Pipi Hu, Wuyue Yang, Yi Zhu et al.

To derive the hidden dynamics from observed data is one of the fundamental but also challenging problems in many different fields. In this study, we propose a new type of interpretable network called the ordinary differential equation network (ODENet), in which the numerical integration of explicit ordinary differential equations (ODEs) are embedded into the machine learning scheme to build a general framework for revealing the hidden dynamics buried in massive time-series data efficiently and reliably. ODENet takes full advantage of both machine learning algorithms and ODE modeling. On one hand, the embedding of ODEs makes the framework more interpretable benefiting from the mature theories of ODEs. On the other hand, the schemes of machine learning enable data handling, paralleling, and optimization to be easily and efficiently implemented.
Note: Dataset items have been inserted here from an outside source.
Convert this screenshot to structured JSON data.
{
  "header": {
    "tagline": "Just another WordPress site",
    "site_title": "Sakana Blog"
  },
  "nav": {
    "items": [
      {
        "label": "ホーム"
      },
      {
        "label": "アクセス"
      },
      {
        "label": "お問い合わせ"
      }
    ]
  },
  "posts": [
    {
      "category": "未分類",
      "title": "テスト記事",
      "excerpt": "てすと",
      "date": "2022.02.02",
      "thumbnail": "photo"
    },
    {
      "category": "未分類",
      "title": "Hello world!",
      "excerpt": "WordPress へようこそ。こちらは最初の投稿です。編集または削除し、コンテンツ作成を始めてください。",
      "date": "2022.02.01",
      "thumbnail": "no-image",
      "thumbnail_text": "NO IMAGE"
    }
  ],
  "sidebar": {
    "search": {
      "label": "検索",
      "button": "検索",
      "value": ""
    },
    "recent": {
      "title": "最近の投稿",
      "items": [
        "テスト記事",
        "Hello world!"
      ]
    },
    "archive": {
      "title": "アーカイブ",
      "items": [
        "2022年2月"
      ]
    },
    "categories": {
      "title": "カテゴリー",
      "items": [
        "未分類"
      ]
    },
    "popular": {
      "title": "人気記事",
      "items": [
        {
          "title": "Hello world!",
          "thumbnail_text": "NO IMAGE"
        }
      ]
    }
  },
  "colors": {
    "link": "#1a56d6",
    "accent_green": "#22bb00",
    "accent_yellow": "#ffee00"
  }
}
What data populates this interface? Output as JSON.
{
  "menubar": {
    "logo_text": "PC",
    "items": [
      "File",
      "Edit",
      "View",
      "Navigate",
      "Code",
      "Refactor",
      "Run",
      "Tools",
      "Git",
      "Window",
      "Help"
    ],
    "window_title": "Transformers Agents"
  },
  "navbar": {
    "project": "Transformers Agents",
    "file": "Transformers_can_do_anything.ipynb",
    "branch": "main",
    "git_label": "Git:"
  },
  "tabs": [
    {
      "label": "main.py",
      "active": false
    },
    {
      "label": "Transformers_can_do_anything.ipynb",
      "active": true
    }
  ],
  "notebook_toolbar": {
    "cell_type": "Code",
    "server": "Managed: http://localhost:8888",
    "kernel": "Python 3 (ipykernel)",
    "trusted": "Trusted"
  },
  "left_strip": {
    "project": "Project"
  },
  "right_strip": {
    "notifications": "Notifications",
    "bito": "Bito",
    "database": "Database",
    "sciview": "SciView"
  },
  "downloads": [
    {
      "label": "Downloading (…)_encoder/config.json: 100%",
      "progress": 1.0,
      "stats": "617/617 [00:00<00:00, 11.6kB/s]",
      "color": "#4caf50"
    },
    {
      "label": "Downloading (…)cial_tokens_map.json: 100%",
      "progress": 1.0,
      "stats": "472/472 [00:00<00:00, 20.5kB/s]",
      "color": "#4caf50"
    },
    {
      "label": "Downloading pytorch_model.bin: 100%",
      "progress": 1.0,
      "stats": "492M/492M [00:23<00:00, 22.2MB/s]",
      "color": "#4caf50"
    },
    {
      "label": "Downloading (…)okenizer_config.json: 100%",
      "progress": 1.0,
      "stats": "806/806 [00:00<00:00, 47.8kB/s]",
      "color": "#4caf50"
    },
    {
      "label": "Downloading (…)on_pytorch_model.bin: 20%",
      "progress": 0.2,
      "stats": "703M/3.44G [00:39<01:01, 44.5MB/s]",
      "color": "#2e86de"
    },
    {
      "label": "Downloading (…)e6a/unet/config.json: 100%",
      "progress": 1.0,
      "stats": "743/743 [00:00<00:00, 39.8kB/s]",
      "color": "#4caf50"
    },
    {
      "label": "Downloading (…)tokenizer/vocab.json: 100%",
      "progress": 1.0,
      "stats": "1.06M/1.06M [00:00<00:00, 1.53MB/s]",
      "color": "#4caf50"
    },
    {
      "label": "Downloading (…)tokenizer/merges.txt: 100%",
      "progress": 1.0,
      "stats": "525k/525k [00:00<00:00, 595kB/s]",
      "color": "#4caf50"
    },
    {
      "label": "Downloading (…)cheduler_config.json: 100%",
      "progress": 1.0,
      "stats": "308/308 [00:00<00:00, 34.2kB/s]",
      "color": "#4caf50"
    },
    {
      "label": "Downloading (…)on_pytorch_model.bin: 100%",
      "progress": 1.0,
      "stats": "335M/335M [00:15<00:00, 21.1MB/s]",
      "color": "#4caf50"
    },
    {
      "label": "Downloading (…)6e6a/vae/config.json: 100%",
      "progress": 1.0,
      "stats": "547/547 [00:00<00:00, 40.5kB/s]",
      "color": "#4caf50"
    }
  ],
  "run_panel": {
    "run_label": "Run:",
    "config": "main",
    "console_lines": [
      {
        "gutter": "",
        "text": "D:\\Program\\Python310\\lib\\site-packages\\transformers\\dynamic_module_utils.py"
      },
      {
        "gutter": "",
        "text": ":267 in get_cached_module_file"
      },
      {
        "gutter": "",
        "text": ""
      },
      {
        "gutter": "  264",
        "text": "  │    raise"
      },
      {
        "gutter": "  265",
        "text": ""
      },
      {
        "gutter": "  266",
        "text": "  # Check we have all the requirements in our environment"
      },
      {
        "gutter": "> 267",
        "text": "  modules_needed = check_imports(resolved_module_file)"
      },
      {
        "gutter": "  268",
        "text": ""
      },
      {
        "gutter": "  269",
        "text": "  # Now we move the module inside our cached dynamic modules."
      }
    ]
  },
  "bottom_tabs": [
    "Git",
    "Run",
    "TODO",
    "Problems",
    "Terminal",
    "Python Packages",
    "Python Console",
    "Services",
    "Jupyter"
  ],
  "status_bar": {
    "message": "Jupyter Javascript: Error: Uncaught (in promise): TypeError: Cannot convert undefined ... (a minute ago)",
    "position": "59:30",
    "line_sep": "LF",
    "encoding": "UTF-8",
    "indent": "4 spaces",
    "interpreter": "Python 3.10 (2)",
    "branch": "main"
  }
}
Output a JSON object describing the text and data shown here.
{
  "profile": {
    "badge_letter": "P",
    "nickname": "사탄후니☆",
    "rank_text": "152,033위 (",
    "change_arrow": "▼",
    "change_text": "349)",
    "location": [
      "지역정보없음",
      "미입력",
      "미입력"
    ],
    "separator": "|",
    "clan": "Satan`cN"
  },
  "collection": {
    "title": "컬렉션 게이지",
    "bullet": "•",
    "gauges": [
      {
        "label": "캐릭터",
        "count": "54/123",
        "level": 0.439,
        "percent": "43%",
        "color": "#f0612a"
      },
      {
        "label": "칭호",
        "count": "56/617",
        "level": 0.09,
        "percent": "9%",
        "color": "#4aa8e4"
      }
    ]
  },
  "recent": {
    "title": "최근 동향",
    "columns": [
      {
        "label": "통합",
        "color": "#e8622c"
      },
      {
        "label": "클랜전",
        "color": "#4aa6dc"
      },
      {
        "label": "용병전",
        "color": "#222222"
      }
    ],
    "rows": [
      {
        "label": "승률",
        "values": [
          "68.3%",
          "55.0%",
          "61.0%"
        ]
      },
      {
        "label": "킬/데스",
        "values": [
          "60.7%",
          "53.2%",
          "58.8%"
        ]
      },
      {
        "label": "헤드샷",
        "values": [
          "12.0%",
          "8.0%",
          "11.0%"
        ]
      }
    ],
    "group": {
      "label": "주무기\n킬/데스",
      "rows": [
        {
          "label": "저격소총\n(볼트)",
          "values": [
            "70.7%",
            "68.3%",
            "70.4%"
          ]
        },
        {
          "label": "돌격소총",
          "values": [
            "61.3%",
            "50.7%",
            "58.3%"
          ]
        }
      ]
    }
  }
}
From classical Lotka-Volterra equations to chaotic Lorenz equations, the ODENet exhibits its remarkable capability in handling time-series data even in the presence of large noise. We further apply the ODENet to real actin aggregation data, which shows an impressive performance as well. These results demonstrate the superiority of ODENet in dealing with noisy data, data with either non-equal spacing or large sampling time steps over other traditional machine learning algorithms.